There are several variants of NSE that are useful for particular applications, see: https://en.wikipedia.org/wiki/Nash%E2%80%93Sutcliffe_model_efficiency_coefficient

• Scores currently supports the use of weights. This allows the user to calculate wNSE, which is typically scaled by the obs itself. See: Hundecha and Bárdossy (2004).

• weights can also be used as “selectors” by specifying binary values (in this case 1 => include datum or np.nan => exclude datum.

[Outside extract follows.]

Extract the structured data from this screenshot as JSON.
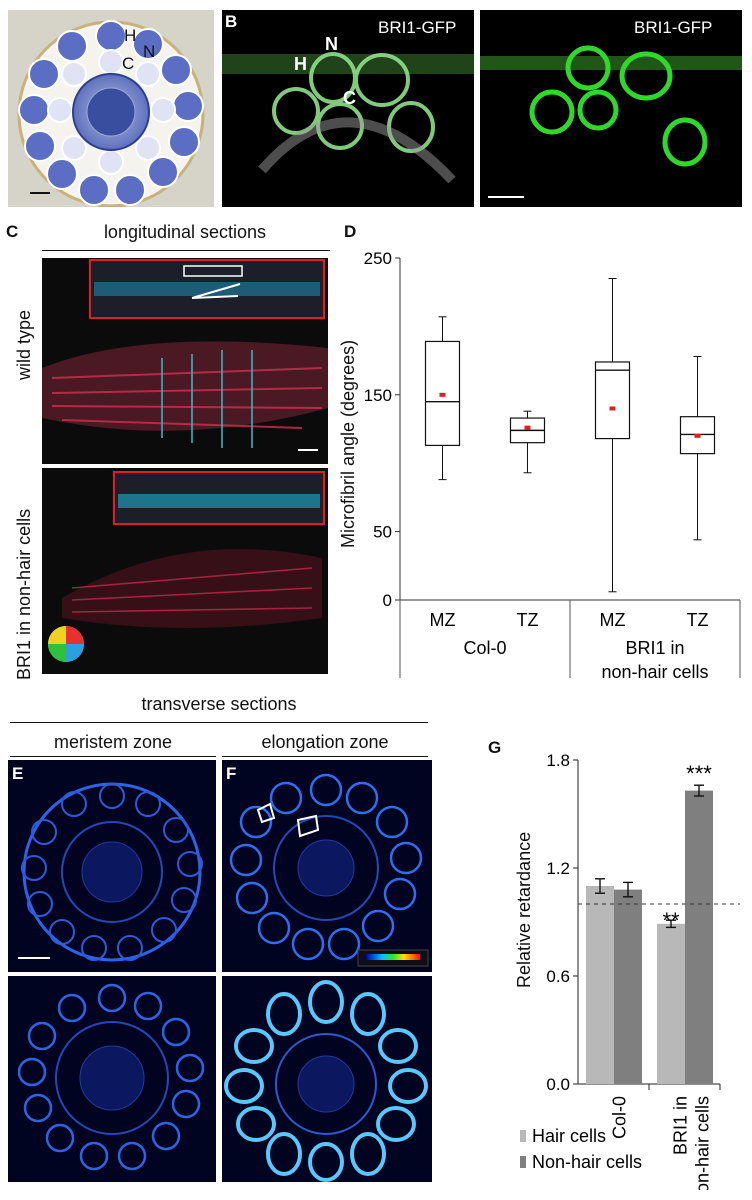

This is useful for slicing hydrographs by their observation values and accumulating over the resultant extents.

• NNSE a variant of NSE that works with machine learning optimisation functions.

• LNSE logarithmic processing of observation and forecasts prior to computing NSE for better representation of smaller values.

Most of the above variations can be computed either by:

• preprocessing the observations/forecast,

• composing the NSE computation with another function,

• or scaling using the weights input argument.